Even though Lynnwood is a landlocked city and not along the shores of Puget Sound, the historic tugboat Cyrus Walker (shown here) in a round-about way has a connection to early-day Alderwood Manor prior to its Lynnwood incorporation. In the late 1860s Cyrus Walker, the namesake of the old tugboat, was the first to receive patents on the 6517.79 acres of land which in 1917 became the Planned Community of Alderwood Manor.

Cyrus Walker, long considered Mr. Puget Mill, had a plan to tie up as much forest-land as possible for Puget Mill Company’s mill at Port Gamble. He knew the lumber from the forested land would one day be needed at their mill. His object was “To make hay while the sun shown.” Once the forests were gone the company opened the land for settlement in 1917 and the people called the “Little Landers” came.  Walker died in 1913 and did not live to see the happenings after the giant trees were gone.

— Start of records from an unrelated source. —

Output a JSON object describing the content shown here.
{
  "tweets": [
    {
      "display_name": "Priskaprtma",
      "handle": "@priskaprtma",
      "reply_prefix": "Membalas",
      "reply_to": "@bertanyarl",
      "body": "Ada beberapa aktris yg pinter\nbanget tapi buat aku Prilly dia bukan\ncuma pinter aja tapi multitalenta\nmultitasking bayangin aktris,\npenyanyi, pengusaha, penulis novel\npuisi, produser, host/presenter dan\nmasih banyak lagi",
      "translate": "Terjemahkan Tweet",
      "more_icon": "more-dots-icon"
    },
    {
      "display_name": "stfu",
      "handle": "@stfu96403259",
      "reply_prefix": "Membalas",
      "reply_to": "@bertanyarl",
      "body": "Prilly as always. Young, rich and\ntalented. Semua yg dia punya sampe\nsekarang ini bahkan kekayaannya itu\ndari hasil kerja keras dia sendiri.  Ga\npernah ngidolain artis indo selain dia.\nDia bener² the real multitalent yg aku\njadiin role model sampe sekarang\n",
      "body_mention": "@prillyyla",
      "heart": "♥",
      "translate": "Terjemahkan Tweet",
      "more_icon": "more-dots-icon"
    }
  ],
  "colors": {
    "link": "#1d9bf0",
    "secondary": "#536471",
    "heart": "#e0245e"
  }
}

Alderwood Manor, the core of our Lynnwood, was the result of Cyrus Walker’s business acumen on behalf of Puget Mill Company. Visit Alderwood Manor Heritage Society’s Resource Center located at Lynnwood’s Heritage Park on Poplar Way, and learn the history of Puget Mill Company’s “Little Landers” and the history of Alderwood Manor.

– By Betty Lou Gaeng

A long-time resident of Lynnwood, Betty Lou Gaeng is a genealogist, historian, researcher and writer who is active in volunteer work for Lynnwood’s Heritage Park Partners Advisory Committee and the Alderwood Manor Heritage Association at Heritage Park. She is also a member of the League of Snohomish County Heritage Organizations (LOSCHO) and the South County Historical Society and Museum. Gaeng is the author of two books: “Etched in Stone,” which is the history of the Edmonds Museum memorial monument, and “Chirouse” about a Catholic missionary priest who came from France to Washington Territory in 1847 and became a father figure and friend to the Puget Sound area’s Native people.